Guides¶
The guides are task-oriented. Each one assumes a reader who knows what result they want and answers a question of the form "how do I do X" against one subsystem. They are not exhaustive: each names the options that matter for the task and links to the reference for full signatures and to the concepts for the rationale.
Read the tutorial first if lairs is unfamiliar. It works the same ground on a single running example.
Reading and ingesting¶
- Generating record models: vendor a Layers lexicon
tree, regenerate the committed
pub.layers.*models, and run the drift gate. Reach for this when updating to a new Layers version. The models are generated and committed, never hand-written. - Reading from a PDS: resolve a handle to a DID to a
PDS endpoint, fetch records with
getRecordand paginatedlistRecords, decode the envelopes into generated models, and fetch blobs. Reach for this to pull records off any PDS without authoring or authenticating.
Storing and slicing¶
- Working with the store: hold records in the in-memory
ModelPoolwith AT-URI resolution and back-references, persist a corpus snapshot as a commit in theRepository, tag and diff revisions, materialize Arrow/Parquet views with flattened anchor columns, and cache blob bytes by content. Reach for this when a loaded corpus needs addressing, reproducibility, or columnar access. - Resolving and slicing media: resolve a media record to a byte handle, dispatch an annotation's anchor to the slice it points at, and decode and slice audio, video, and neural signals. Reach for this when an annotation must be turned into the waveform, frame, or signal window it anchors.
Authoring and querying¶
- Authoring and publishing records: build Layers
records with the
lairs.authorbuilders, write a single record, publish a whole graph in one dependency-orderedapplyWritesbatch, inspect the dry-run plan, and pull an account's records back for a git-like round trip. Reach for this when producing records and writing them to your own PDS repository. - The dataset API: load a corpus, take typed
Datasetviews over it, walk the cross-reference graph with the join helpers, and read theFeaturesderived from the model field specs.
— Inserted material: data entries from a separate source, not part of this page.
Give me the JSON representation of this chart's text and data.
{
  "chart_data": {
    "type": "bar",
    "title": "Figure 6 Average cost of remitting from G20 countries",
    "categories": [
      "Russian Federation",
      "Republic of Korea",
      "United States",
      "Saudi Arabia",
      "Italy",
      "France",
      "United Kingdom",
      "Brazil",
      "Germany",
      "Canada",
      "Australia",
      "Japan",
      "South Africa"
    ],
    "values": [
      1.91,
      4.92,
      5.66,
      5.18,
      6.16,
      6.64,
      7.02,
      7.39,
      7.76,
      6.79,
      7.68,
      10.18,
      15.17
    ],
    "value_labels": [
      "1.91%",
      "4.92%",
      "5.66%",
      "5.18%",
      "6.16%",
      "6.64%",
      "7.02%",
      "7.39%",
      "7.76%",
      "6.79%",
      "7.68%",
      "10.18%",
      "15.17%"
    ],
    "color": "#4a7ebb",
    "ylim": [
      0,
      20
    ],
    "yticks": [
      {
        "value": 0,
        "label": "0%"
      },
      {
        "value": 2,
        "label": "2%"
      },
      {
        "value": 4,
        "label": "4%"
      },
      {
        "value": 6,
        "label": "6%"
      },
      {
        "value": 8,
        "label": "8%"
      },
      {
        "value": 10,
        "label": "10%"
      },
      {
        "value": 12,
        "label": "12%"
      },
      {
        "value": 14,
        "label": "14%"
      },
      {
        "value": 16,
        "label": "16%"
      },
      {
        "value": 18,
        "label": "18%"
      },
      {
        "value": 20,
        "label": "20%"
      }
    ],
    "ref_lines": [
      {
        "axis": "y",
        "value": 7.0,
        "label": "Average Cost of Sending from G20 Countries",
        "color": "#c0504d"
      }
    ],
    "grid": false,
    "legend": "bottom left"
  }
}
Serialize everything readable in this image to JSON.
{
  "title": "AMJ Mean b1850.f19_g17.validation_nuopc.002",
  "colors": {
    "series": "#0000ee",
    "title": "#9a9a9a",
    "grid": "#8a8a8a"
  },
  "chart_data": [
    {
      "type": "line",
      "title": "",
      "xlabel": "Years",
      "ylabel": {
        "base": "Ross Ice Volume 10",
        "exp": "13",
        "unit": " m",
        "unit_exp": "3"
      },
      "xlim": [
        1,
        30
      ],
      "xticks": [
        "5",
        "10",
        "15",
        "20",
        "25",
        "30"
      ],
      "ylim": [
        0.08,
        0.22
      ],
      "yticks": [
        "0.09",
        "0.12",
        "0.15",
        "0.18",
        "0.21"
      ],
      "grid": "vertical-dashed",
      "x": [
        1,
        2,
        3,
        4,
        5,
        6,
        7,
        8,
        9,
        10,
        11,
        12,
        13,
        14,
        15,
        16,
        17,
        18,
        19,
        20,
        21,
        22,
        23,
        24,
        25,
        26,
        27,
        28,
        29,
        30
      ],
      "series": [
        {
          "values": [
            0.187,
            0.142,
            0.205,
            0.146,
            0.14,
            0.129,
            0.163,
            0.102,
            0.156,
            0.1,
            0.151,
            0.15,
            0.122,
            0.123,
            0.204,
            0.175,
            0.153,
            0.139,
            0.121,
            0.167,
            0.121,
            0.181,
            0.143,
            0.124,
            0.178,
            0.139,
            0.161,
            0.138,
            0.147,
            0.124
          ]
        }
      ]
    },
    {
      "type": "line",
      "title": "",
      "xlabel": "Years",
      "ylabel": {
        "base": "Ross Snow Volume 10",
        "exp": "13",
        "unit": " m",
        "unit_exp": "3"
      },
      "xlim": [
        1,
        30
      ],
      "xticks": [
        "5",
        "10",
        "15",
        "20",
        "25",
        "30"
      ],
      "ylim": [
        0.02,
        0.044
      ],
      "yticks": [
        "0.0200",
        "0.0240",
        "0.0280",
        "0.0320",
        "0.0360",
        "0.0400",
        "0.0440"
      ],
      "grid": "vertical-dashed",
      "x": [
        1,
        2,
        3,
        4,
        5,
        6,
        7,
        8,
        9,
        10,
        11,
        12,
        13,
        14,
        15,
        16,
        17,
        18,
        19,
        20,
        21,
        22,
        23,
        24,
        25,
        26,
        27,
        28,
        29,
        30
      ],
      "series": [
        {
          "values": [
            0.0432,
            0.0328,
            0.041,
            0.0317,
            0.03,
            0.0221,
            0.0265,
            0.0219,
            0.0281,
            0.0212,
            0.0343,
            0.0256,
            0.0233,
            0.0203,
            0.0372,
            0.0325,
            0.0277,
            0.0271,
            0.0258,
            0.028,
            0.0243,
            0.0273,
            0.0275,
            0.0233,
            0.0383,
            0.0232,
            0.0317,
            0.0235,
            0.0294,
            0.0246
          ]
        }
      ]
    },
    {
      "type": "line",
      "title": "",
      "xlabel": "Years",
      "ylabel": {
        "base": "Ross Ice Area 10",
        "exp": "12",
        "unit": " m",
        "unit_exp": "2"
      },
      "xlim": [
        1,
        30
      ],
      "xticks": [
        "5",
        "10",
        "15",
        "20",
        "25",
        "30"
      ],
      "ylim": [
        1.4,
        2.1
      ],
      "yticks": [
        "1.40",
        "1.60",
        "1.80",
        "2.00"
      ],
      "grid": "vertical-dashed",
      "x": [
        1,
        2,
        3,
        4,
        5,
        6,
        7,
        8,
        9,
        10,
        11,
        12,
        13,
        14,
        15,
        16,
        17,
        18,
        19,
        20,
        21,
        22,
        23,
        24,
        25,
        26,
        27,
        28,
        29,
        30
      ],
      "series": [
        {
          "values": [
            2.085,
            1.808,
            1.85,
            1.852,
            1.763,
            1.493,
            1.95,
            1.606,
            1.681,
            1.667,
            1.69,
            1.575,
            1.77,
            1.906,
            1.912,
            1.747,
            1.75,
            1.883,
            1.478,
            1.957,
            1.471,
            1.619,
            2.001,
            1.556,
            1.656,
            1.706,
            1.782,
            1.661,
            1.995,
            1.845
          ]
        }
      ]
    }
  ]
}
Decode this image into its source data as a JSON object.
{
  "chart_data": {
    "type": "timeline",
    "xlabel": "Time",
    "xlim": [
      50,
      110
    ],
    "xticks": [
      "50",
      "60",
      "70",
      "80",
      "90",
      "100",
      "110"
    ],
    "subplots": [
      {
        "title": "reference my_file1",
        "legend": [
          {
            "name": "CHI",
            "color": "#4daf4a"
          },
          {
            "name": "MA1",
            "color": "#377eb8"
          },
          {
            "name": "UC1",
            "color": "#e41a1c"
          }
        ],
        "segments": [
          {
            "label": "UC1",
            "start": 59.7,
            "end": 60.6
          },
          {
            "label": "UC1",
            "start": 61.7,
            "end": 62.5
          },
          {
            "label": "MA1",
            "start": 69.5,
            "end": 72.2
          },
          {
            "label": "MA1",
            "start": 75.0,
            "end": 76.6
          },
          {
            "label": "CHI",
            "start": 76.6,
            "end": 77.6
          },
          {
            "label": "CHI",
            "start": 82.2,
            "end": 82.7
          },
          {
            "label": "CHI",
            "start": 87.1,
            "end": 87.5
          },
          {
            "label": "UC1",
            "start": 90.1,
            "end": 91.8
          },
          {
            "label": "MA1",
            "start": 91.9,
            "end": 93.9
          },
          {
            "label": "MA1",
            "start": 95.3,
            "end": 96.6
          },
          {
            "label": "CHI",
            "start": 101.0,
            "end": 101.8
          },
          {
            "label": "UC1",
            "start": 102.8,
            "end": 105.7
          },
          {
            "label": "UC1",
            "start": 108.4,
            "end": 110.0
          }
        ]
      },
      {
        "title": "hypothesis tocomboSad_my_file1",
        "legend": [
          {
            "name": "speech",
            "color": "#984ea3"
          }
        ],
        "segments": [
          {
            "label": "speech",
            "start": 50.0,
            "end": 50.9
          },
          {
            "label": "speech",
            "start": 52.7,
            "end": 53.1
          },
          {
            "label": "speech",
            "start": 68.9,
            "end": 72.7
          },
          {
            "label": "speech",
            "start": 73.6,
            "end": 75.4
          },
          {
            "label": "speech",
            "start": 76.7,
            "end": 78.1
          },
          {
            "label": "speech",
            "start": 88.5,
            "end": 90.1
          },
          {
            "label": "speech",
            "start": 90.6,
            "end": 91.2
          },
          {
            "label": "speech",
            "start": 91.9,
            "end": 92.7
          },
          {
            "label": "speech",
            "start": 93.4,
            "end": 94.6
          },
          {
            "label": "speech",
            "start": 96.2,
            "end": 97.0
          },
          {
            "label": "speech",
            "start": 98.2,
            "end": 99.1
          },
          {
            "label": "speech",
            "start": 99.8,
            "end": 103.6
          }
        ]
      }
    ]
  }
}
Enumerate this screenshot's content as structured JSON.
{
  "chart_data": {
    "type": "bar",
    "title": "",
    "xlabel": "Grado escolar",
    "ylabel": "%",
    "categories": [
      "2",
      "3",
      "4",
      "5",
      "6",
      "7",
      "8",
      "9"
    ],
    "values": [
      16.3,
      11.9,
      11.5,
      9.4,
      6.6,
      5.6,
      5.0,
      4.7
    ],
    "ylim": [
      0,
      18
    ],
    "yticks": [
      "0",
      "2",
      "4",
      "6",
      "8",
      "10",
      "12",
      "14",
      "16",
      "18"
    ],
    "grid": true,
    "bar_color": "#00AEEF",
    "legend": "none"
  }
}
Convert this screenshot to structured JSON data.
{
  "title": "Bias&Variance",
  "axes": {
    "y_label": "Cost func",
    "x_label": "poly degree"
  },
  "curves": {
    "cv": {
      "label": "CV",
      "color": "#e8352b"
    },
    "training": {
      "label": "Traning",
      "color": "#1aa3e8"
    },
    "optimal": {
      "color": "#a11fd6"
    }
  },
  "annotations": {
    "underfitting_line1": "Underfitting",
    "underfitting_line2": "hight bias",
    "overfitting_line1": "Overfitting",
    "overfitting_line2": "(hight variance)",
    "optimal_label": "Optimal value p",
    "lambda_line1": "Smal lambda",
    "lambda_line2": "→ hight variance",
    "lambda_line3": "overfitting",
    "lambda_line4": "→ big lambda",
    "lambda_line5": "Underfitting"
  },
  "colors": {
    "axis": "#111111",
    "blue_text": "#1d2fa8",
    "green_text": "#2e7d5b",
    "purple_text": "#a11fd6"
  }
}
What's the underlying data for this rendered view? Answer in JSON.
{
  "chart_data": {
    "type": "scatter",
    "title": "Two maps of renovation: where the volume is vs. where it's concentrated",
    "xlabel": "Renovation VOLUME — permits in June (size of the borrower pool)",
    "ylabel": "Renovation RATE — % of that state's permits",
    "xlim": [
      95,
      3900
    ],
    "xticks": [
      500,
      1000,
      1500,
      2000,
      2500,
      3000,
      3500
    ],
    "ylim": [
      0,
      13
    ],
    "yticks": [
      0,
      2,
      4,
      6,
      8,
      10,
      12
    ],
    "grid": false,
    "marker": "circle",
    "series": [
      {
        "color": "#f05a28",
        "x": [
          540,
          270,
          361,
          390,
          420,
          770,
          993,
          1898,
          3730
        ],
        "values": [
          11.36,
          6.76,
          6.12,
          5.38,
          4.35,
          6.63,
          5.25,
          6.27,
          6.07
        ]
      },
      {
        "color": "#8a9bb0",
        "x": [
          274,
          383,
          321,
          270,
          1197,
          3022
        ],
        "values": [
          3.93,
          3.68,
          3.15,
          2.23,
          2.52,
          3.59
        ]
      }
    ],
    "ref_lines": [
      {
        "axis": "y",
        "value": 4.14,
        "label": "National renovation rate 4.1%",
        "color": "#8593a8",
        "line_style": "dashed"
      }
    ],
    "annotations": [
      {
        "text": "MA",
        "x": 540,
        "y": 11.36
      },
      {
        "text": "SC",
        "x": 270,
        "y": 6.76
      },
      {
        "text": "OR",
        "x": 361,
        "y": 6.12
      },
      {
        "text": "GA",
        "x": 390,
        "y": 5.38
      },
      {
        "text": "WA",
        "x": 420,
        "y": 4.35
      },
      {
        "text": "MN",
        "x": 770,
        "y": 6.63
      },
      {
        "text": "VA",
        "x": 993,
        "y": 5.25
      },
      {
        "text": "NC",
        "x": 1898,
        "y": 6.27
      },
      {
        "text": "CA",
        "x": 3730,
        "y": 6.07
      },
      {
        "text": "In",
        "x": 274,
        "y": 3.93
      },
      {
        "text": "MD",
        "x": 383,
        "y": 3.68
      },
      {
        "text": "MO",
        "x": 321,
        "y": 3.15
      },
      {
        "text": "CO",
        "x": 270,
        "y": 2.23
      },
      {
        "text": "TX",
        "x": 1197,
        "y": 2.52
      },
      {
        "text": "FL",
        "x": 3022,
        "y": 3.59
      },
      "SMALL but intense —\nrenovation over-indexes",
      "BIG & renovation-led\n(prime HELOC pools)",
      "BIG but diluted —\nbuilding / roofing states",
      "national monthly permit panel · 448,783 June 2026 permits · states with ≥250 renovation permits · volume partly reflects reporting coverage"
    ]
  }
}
Reach for this when a loaded corpus needs adatasets-like access surface over the generated record models.
Integrations¶
- Format codecs: decode external annotation formats into
Layers records and encode them back through the
Codecport, with the bundled CoNLL-U and brat codecs resolved by name through the registry. Reach for this when moving between Layers and an existing annotation format. - Exporters: turn a flattened Arrow view into a
framework-native dataset through the
Exporterport, with the bundled HuggingFacedatasets, PyTorch, tf.data, and WebDataset exporters resolved by name. Reach for this when feeding a corpus into a training pipeline. - Knowledge bases: resolve, entity-link,
reconcile, and enrich records through the
KnowledgeBaseport, with the bundled Wikidata, W3C/OpenRefine reconciliation, and glazing connectors. Reach for this when grounding records against external references. - Experiment tracking: log a
Repositoryrevision as a tracked artifact with provenance for Weights & Biases and MLflow, pinning the exact commit and lexicon manifest hash rather than copying the data. Reach for this when an experiment must record which corpus revision it ran on.
Tooling¶
- The CLI: drive vendoring, codegen, pulling, materializing,
publishing, inspecting, and index operations from the
lairscommand-line interface. Reach for this to run lairs from a shell or a CI pipeline. - The explorer TUI: open a terminal interface for
discovering corpora, browsing records by type over a local repository,
and running queries over materialized data with
lairs tui. Reach for this to explore Layers data interactively.